The council’s first meeting came at a propitious moment for Starmer. He was not seen as hostile to devolution, as the defeated Tories had been, while Labour’s UK general election success had made Scotland’s Scottish National party government less openly combative. With the English mayors attending, it was an overwhelmingly Labour gathering, happy to embrace the new UK prime minister and the new era he promised.

That seems like another country now. In Scotland, John Swinney’s SNP has its confidence back, and is positioned to beat Labour in next year’s Holyrood election. In England, Reform UK has captured coveted mayoralties in Hull and East Yorkshire, and in Greater Lincolnshire. Reform UK has its eyes on more mayoralties in 2026, as well as on winning the Welsh Senedd and on becoming at least the second party at Holyrood. The upshot is a much more challenging political environment for Starmer, making attempts at “partnership working” more problematic. At the same time, it also puts pressure on Reform UK’s mayors. Do they engage? Or grandstand? Or even turn up?

Yet none of these new tensions weakens the case for collaboration between governments and with mayors. “The key question is: what is the council for?” Prof Michael Kenny argued this week. Last week, Kenny and colleagues from Cambridge University’s Bennett Institute published a report broadly supporting the thinking behind the council, but lamenting its repeated lack of clarity. “It’s not a decision-making body, but it ought to be more clearly structured,” Kenny told me.

Another crucial issue, according to Glasgow University’s Prof Nicola McEwen, is that attenders have such different powers. In Scotland, Wales and Northern Ireland there is clear legislative devolution. Almost nothing of that sort exists in England, where there is no national parliament and mayoral powers are strictly limited from the centre. The danger is that the council becomes all talk and no action. “There are risks in stretching the concept of devolution to include both the intergovernmental relationship with the nations and the functional relationship with the mayors,” McEwen warns.

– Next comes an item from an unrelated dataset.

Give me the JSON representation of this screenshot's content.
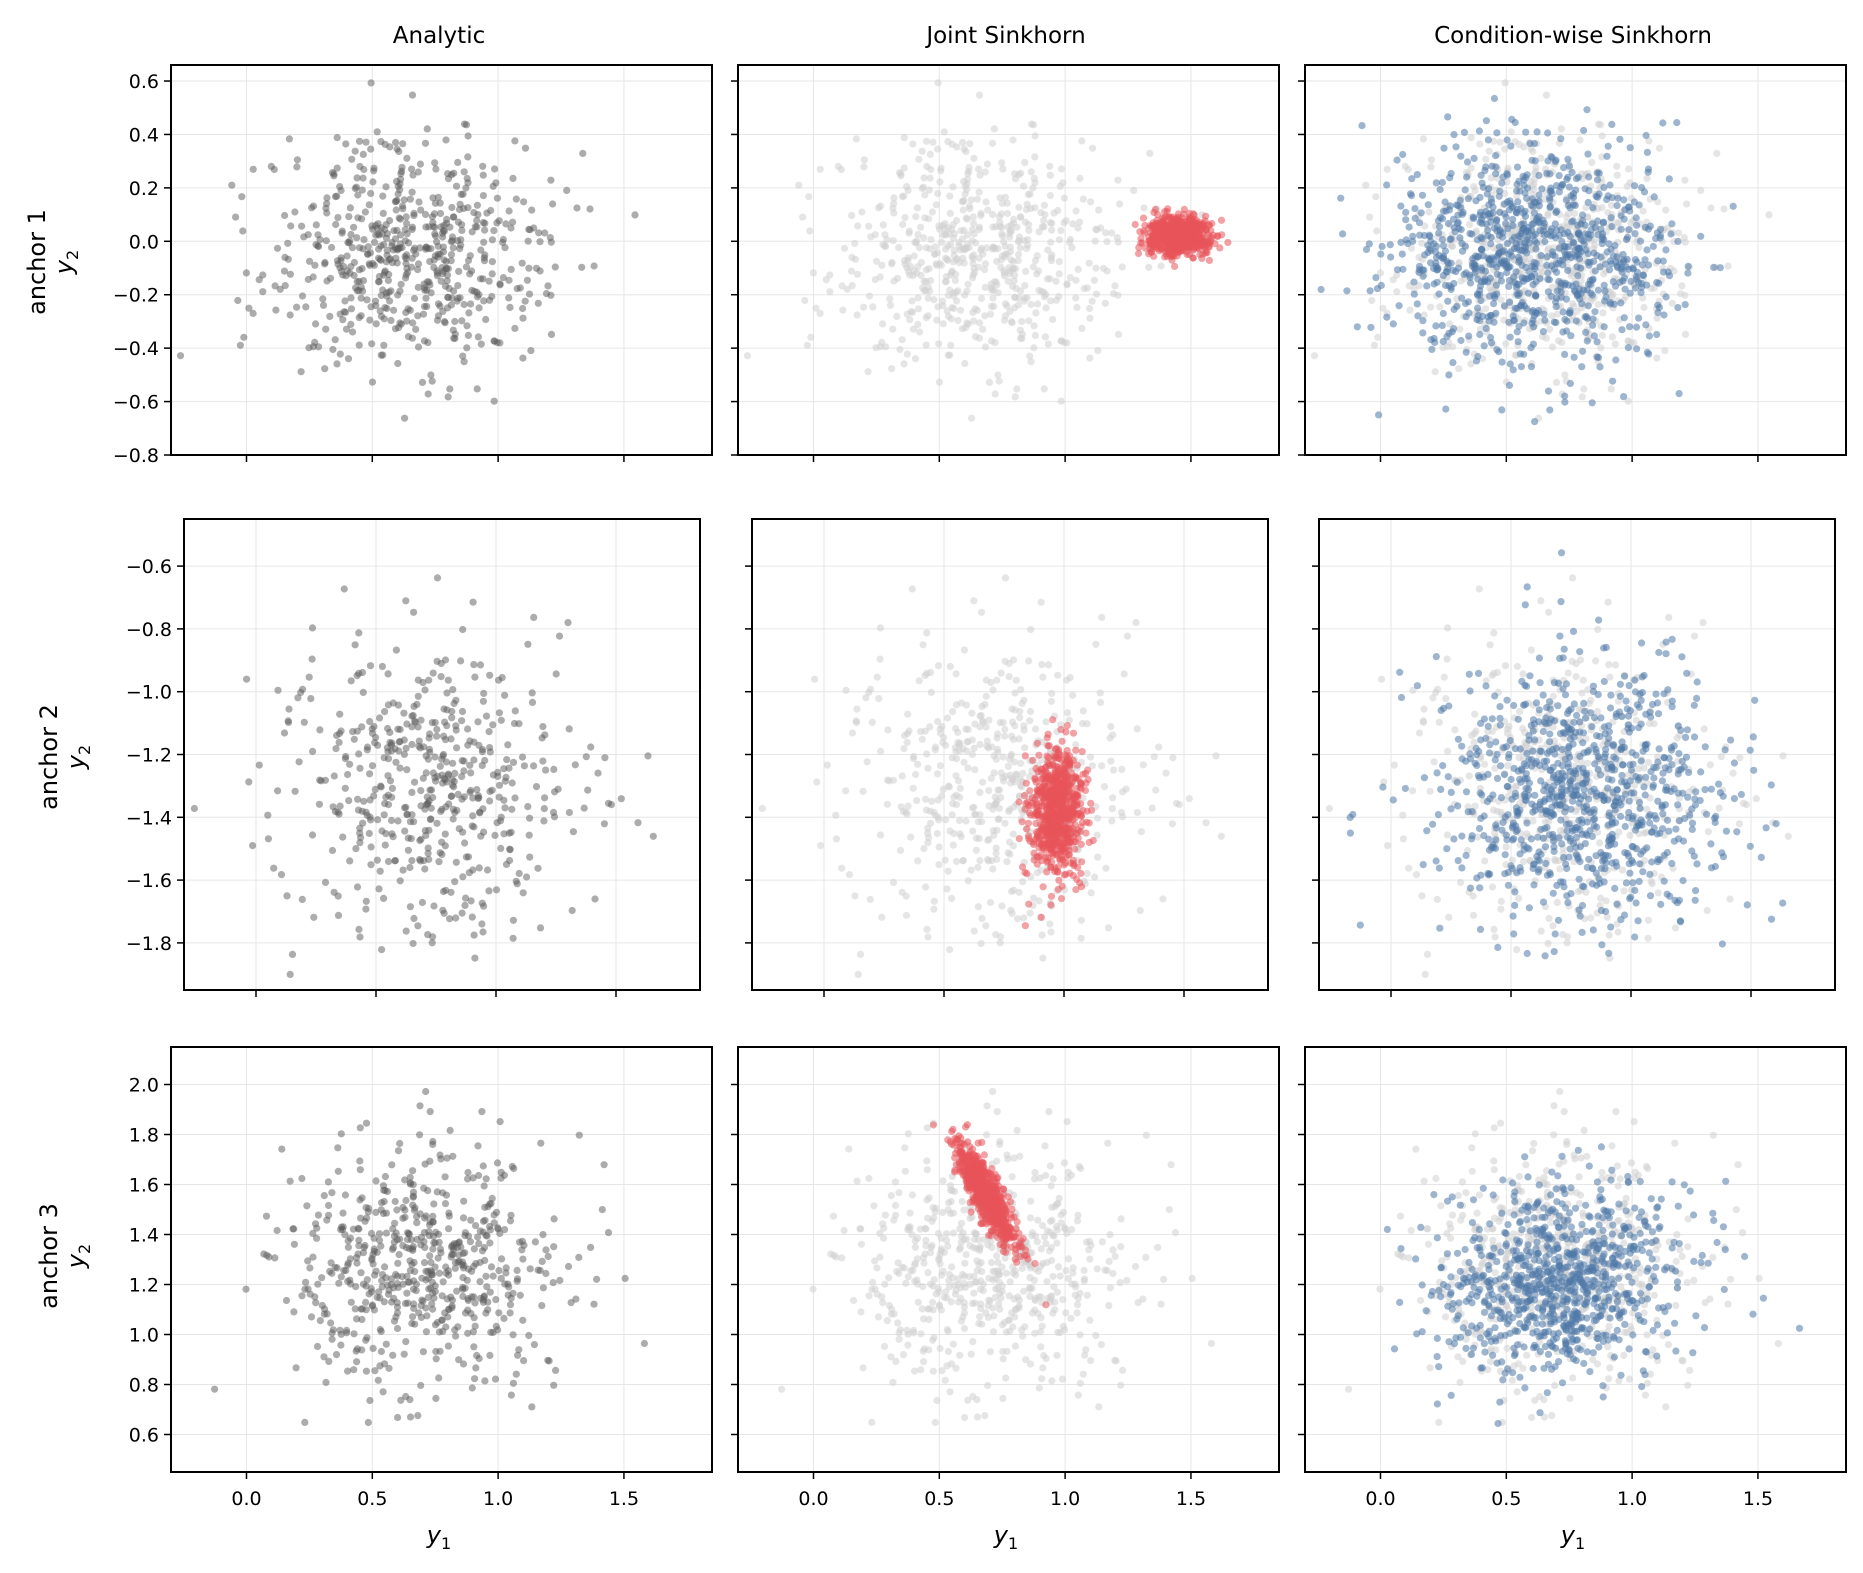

This may all seem somewhat academic, but don’t be deceived. This stuff really matters. Without collaboration between the different parts of the UK’s increasingly devolved system of governance, no government – whether at the UK, the devolved national, or the English regional – is going to achieve its priorities. If Starmer wants his growth agenda or the reset with Europe to work, he needs the give and take that cooperation with the devolved bodies can give. Likewise, if Swinney’s SNP wants to deliver on things such as the abolition of child poverty, it cannot do it without the UK’s help.

The collaborative political impulse is not widespread among Westminster parties. Luckily for Starmer, his Paisley-born colleague Pat McFadden, the cabinet minister responsible for making the council work, definitely gets the realities. It may not suit the tribalists in UK politics to admit it, but collaborative government is the way Britain has to be governed now. This week’s council may seem a sideshow to some. Yet it could hold the key to whether public confidence in politics begins to grow again.